Mixed Blessings: A Religious Journey That Has Led Nowhere

By Jennifer Gordon


Bridge to nowhere

On August 18, 1974, a Jewish man from South Philadelphia married a Southern Baptist woman from a small town in North Carolina. From that marriage two daughters were born. They were told that they were Jewish and Christian and that neither religion was better than the other. They were raised to celebrate every holiday, but received no religious schooling at all, only the opportunity to spend the religious holidays with friends and family of different faiths.

Both the maternal and paternal grandparents supported the decision of the couple and tried to help their grandchildren identify with their religion as much as possible. Due to the fact that the couple resided in suburban Philadelphia where they had many Jewish relatives, the children were exposed more to the Jewish religion. They spent more Jewish holidays, such as seders on Passover, lighting the Hanukkah candles and receiving gifts, and breaking the fast on Yom Kippur, around their extended family as well as their grandparents. The only Christian holidays they took part in were stockings/gifts and a Christmas tree in December and Easter baskets in the spring.

Twenty-eight years later, I, the eldest daughter, have mixed feelings about religion in general. My mother has continued her religious practice by joining an Episcopalian church. My father only practices on religious holidays, but has never joined a temple. Being told we could choose our own religious path when we became “adults,” neither my sister nor I have done so. When asked what religion I am, I say Jewish and Southern Baptist. Of course, that always gets funny looks and/or a series of follow-up questions. I don’t know if I could ever identify with one religion or the other at this stage of my life, which leads me to ask the question: Did my parents make the correct decision by not choosing one religion or the other for my sister and me?

My mother once told me that if they had settled in North Carolina, she would have taken my sister and me to church on a regular basis. But, since we stayed in Pennsylvania, she felt uncomfortable doing this while being so close to my father’s family.

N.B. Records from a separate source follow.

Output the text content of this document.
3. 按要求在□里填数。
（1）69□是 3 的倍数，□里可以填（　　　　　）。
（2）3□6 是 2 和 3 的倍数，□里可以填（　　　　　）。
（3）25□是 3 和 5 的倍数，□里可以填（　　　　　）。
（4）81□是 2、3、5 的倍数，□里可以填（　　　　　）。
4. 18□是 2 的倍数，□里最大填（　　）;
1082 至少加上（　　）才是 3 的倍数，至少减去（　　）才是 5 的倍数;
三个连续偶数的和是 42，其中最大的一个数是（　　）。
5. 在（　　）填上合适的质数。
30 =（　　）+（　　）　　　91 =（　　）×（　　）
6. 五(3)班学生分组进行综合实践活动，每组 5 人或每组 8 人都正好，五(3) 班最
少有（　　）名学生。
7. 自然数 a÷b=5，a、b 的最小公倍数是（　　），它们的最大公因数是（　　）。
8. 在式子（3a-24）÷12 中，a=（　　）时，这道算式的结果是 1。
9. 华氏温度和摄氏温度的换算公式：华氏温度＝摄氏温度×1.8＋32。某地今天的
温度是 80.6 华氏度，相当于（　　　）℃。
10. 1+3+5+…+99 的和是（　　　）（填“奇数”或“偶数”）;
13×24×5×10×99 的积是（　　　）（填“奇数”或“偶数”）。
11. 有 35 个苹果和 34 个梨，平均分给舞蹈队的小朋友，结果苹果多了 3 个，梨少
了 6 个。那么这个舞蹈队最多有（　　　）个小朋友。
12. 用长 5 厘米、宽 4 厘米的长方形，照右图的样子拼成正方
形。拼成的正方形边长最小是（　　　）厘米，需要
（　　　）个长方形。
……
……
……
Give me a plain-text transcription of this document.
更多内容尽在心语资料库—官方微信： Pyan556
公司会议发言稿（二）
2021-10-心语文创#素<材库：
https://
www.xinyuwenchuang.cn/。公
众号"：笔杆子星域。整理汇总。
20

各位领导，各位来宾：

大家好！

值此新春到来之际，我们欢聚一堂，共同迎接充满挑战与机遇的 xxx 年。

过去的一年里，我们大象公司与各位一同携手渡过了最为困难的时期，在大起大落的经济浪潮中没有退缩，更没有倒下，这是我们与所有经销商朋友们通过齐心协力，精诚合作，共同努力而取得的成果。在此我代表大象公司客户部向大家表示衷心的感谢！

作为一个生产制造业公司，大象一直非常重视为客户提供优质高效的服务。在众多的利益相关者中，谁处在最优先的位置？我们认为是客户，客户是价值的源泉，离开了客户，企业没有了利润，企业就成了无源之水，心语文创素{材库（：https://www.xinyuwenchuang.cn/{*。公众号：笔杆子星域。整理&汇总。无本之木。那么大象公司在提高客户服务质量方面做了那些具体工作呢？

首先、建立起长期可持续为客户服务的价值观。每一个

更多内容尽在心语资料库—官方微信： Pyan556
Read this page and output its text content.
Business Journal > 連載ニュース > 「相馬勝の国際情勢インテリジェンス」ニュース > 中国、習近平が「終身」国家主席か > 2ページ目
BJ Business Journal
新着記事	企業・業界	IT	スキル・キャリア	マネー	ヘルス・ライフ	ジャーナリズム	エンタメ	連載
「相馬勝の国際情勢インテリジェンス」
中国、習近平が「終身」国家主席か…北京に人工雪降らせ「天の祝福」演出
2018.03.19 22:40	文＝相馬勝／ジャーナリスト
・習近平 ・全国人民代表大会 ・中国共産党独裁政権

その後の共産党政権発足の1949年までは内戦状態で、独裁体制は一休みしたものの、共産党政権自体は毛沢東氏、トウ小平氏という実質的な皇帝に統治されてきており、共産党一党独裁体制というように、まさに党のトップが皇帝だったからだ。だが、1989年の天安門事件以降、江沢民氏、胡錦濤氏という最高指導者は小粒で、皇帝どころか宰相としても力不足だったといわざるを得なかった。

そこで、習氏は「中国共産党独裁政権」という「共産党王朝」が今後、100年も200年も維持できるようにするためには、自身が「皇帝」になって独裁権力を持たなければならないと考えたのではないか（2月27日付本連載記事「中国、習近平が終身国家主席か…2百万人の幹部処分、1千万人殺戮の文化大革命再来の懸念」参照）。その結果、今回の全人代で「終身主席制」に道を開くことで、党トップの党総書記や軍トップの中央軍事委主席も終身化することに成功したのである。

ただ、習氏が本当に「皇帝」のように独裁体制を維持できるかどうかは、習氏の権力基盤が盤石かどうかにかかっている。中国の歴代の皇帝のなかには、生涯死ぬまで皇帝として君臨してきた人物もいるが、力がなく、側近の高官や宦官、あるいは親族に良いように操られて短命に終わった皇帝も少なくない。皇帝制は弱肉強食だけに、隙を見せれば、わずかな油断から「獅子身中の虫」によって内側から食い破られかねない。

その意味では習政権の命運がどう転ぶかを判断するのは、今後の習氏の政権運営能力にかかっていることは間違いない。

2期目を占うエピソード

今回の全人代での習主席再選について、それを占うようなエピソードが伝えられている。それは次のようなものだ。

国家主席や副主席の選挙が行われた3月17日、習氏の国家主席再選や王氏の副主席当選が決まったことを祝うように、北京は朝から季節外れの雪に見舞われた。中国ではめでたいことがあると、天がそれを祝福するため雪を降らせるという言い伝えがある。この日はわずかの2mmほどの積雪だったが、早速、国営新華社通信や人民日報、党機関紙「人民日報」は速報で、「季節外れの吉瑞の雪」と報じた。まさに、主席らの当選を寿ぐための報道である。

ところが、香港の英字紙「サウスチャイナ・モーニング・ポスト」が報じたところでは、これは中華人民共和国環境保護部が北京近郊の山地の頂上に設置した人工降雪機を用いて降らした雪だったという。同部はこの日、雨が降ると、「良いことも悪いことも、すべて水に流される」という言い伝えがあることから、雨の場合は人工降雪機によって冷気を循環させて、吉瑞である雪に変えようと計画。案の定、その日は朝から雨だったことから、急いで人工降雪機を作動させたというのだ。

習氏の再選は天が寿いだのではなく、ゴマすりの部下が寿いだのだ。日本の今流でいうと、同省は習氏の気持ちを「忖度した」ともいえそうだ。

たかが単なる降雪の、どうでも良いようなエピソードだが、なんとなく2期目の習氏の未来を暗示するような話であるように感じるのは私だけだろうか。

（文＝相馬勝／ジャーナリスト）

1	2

Although I can’t say I believe Jesus Christ is the savior, would having been raised in the Christian religion have changed my attitude about that? Would I have resented my mother for making that choice for me without my input? And, although I do enjoy all of the Jewish holidays I take part in, I cannot read or speak Hebrew and don’t believe everything the Torah has to say. Had my paternal grandparents had more say, I may very well have received a Jewish education, very possibly out of their pockets. Would I have then resented them for “forcing” me to choose that path?

While in elementary school, I had one other classmate that was from an interfaith family. His parents were divorced and his mother was Jewish while his father was Christian. He told me at one point of our educational career that I wasn’t really Jewish because my mother wasn’t. It was the first and only time anyone ever told me that. At the time, I didn’t think much of it and for some reason I didn’t come home and ask my parents if that were true or not. I now realize that he was probably fed that information due to his family situation, but it still makes me wonder if there are people who believe that theory to be true. I really don’t think I believe that and it certainly didn’t change my opinion of being Jewish or not being Jewish in any way.

For many years, I said that when I became an “adult” I would most likely choose the religion of my future spouse because, although I thought it to be cool at the time to be able to take part in both religions and celebrate all of the holidays, I didn’t want my children to have to choose their religion one day. Then for a while after my teenage years, I thought I would choose being Jewish because I enjoyed the holidays and was willing to take the classes involved and then take part in a Bat Mitzvah to show my faith in Judaism. I’m really not sure why I said or thought that, possibly because I felt closer to my paternal grandparents for most of my life.

At this point, I cannot truly say that I feel any connection to Judaism or to any of the Christian denominations. I don’t feel like either parent tried to sway me one way or the other. I don’t feel more Jewish or more Christian than I did while growing up: All I feel is more confused. I often feel resentment toward my peers who were raised in one religion or the other, who got a religious education and today can relate to something spiritual while I never may be able to.

Due to all of this, religion has become a part of my life that causes more grief and confusion than peace and comfort.


About Jennifer Gordon

Jennifer Gordon was born outside Philadelphia in 1977. She was raised in an interfaith family by a Jewish father and Southern Baptist mother. Although she has a secondary education degree, she is currently working as an office manager.